According to the Obama budget, the ratio of debt to the gross domestic product will have risen to 77 percent by 2020. Beyond that, however, is where the real debt-trap lies. Members of America’s baby-boom generation–those born from 1945 to 1960 or so–are already beginning to retire. Soon, the nation’s entitlement programs will lurch from surplus to shortfall as a growing number of retirees draw more from their accounts than working-age individuals are paying in. Economist’s estimate the long-term funding gap just for Medicare, the national health-care plan for the elderly, at $36 trillion. Medicare, together with Social Security, the national retirement scheme, and Medicaid, a subsidized medical program for the poor, accounts for two-thirds of the budget.

Absent fundamental reform, some studies show, these mandatory expenditures will have all but crowded out America’s non-defense budget items by 2020. A decade beyond that, economists warn, the value of public debt is expected to reach 100 percent of GDP. 

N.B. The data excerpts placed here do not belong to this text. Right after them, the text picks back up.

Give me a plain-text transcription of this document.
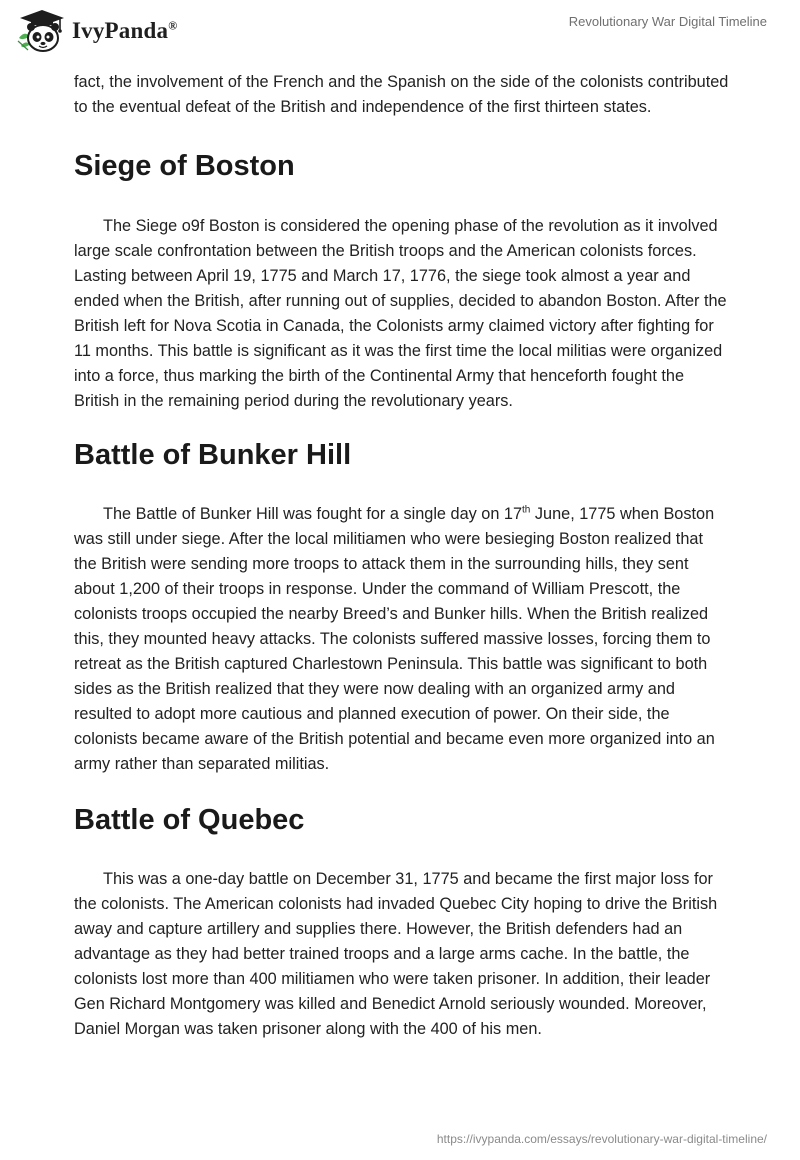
IvyPanda®	Revolutionary War Digital Timeline

fact, the involvement of the French and the Spanish on the side of the colonists contributed to the eventual defeat of the British and independence of the first thirteen states.

Siege of Boston

The Siege o9f Boston is considered the opening phase of the revolution as it involved large scale confrontation between the British troops and the American colonists forces. Lasting between April 19, 1775 and March 17, 1776, the siege took almost a year and ended when the British, after running out of supplies, decided to abandon Boston. After the British left for Nova Scotia in Canada, the Colonists army claimed victory after fighting for 11 months. This battle is significant as it was the first time the local militias were organized into a force, thus marking the birth of the Continental Army that henceforth fought the British in the remaining period during the revolutionary years.

Battle of Bunker Hill

The Battle of Bunker Hill was fought for a single day on 17th June, 1775 when Boston was still under siege. After the local militiamen who were besieging Boston realized that the British were sending more troops to attack them in the surrounding hills, they sent about 1,200 of their troops in response. Under the command of William Prescott, the colonists troops occupied the nearby Breed’s and Bunker hills. When the British realized this, they mounted heavy attacks. The colonists suffered massive losses, forcing them to retreat as the British captured Charlestown Peninsula. This battle was significant to both sides as the British realized that they were now dealing with an organized army and resulted to adopt more cautious and planned execution of power. On their side, the colonists became aware of the British potential and became even more organized into an army rather than separated militias.

Battle of Quebec

This was a one-day battle on December 31, 1775 and became the first major loss for the colonists. The American colonists had invaded Quebec City hoping to drive the British away and capture artillery and supplies there. However, the British defenders had an advantage as they had better trained troops and a large arms cache. In the battle, the colonists lost more than 400 militiamen who were taken prisoner. In addition, their leader Gen Richard Montgomery was killed and Benedict Arnold seriously wounded. Moreover, Daniel Morgan was taken prisoner along with the 400 of his men.

https://ivypanda.com/essays/revolutionary-war-digital-timeline/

Reform, of course, requires negotiation and compromise. Having watched lawmakers bludgeon themselves with no result over Obama’s health care bill, economists are not hopeful that Congress can make the hard choices needed to navigate the economy from the shoals of insolvency. At the very least, many fear a slide back into recession, followed by a generation of sluggish growth.

The last several decades have been filled with unfulfilled prophesies about America’s decline as a superpower, dating back to the 1950s when right-wing alarmism distracted the nation from its clear superiority over Soviet Russia. In the 1980s, it was Japan that was supposed to have replaced the US as the world’s economic leader. Soon, it will be China’s turn, so say the experts.

The US has some ways to go before it becomes just one global power among many. The clout that comes with a $14 trillion economy, after all, is not easily dismissed. Washington has clearly shown, however, that even the world’s most powerful nation cannot indefinitely draw down its treasury without depleting its authority along with it.